Durch die von der EU-Kommission gewählten Regulierungsinstrumente sei die Vollendung des gemeinsamen Markts sogar behindert worden, was eine komplexe Rechtsstruktur grenzüberschreitender Handelsregeln und Verzögerungen bei der Umsetzung mit sich gebracht habe. Das Hauptrisiko im EU-Strommarkt wurde letzten Endes auf die Endverbraucher abgewälzt, lautet die Schlussfolgerung des Rechnungshofs.

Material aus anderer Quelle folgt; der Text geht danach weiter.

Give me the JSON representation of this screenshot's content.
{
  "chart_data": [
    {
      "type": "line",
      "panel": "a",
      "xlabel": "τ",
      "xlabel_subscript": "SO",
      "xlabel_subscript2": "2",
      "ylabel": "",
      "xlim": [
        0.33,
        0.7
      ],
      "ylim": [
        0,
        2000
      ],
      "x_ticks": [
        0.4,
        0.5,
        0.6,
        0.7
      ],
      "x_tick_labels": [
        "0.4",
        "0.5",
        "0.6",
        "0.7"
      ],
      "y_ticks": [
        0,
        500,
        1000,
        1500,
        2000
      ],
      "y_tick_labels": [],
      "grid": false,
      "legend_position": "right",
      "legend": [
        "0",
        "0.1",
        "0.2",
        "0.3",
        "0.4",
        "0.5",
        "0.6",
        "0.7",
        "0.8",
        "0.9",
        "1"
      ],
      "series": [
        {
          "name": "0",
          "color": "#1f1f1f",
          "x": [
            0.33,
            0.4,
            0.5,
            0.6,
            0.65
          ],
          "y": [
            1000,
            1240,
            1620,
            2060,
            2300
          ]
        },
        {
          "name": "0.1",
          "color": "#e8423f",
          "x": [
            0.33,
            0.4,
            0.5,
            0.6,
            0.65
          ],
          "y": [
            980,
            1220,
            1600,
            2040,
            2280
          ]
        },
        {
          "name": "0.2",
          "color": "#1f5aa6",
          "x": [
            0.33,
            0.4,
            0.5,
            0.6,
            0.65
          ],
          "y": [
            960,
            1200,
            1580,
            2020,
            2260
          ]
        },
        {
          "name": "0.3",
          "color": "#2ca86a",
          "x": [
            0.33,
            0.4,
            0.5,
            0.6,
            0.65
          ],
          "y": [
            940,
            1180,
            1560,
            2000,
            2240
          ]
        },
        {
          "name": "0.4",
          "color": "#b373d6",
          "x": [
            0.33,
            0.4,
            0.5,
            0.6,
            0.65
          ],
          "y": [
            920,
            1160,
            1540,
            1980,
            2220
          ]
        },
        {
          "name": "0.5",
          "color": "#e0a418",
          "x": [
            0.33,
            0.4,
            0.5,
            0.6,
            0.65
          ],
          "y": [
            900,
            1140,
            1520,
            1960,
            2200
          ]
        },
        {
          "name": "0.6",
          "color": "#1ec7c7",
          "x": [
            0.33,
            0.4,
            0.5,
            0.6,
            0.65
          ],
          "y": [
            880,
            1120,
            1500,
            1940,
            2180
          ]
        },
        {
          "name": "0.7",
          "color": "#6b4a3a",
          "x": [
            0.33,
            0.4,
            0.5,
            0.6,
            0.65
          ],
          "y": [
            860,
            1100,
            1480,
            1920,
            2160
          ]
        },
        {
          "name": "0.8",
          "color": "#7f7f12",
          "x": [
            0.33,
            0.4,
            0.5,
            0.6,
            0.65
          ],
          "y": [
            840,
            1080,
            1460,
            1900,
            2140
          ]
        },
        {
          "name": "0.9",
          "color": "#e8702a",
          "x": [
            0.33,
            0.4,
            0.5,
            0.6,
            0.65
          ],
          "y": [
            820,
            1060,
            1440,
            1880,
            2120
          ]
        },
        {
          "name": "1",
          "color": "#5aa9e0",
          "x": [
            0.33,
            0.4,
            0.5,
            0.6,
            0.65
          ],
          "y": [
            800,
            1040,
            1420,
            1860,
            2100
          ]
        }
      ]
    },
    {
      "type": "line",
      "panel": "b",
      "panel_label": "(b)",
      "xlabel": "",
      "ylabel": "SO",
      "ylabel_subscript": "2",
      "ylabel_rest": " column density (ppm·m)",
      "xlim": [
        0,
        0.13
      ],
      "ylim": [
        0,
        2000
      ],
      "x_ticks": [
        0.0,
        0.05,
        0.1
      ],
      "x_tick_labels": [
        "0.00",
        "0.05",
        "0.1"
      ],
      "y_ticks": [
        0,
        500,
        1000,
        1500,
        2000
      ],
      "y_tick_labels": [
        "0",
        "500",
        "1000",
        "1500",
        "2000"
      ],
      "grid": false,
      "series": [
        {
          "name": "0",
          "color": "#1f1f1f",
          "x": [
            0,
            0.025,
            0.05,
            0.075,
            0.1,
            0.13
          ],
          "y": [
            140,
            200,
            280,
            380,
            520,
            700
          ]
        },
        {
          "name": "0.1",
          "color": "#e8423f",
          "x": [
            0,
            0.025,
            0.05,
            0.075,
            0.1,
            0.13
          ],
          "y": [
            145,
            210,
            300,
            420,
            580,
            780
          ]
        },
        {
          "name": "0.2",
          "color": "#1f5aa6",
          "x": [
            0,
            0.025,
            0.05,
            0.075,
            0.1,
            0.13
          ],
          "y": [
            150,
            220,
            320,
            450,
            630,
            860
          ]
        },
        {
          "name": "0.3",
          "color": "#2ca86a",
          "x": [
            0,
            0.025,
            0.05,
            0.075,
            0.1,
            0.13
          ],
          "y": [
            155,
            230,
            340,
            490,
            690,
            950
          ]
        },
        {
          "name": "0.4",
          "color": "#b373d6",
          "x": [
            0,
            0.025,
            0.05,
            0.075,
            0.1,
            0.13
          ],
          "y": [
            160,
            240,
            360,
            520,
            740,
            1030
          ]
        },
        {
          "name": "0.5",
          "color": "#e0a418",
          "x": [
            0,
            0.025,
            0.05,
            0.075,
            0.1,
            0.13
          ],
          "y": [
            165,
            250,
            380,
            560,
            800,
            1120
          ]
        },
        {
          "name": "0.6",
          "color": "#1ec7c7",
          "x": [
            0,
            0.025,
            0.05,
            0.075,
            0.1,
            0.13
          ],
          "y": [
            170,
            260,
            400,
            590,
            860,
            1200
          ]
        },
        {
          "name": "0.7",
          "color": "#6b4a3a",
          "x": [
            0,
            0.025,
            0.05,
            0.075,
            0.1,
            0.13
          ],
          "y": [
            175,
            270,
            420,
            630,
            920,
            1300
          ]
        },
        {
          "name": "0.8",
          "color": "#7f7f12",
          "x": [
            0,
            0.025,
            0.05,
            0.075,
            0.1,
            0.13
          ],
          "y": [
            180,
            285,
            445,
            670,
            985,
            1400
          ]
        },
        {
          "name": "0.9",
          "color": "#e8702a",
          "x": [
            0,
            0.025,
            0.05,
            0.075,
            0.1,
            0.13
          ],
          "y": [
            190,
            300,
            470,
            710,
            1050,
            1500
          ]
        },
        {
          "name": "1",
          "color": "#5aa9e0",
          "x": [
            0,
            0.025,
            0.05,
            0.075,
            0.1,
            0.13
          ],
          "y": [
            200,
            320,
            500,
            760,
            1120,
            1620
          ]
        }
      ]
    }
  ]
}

Seit 1996 dauern die Bemühungen der EU an, die unterschiedlichen Strommärkte der Mitgliedstaaten miteinander zu vernetzen. Dadurch sollen günstige Preise sowie eine sichere Versorgung gewährleistet und der ökologischen Wandel vorangetrieben werden. Dieses Vorhaben sollte ursprünglich im Jahr 2014 abgeschlossen sein. Wie die Rechnungsprüfer schrieben, habe sich stattdessen in der derzeitigen Energiekrise herausgestellt, dass die Großhandelspreise zwischen den EU-Ländern deutlich auseinanderklafften. Überdies hingen die Endkundenpreise noch immer stark von nationalen Steuersätzen und Netzentgelten ab, anstatt durch den Wettbewerb bestimmt zu werden.
Grund für den ausbleibenden Fortschritt in dem untersuchten Zeitraum 2015 bis 2021 ist laut Rechnungshof u. a. eine unzureichende Überwachung der geltenden Vorgaben durch die EU-Energieagentur Acer – vor allem, weil die Agentur nicht über genügend Daten verfügt habe, unter Personalmangel gelitten habe und sich in der Vergangenheit schlecht mit der Europäischen Kommission abgestimmt hätte. Weiterhin habe der von der EU-Kommission gewählte Ansatz zur Regulierung "den Verwaltungsaufwand, den Ressourcenbedarf und die Kosten für die Acer und die nationalen Regulierungsbehörden sowie für die Netz- und Marktbetreiber erheblich und unnötig erhöht".
Im Frühjahr will die EU-Kommission vor dem Hintergrund der Energiekrise eine Reform der Strommärkte anregen. Laut Rechnungshof sei dies eine Gelegenheit, die Schwächen zu beheben. Das Vorhaben gilt jedoch als höchst komplex.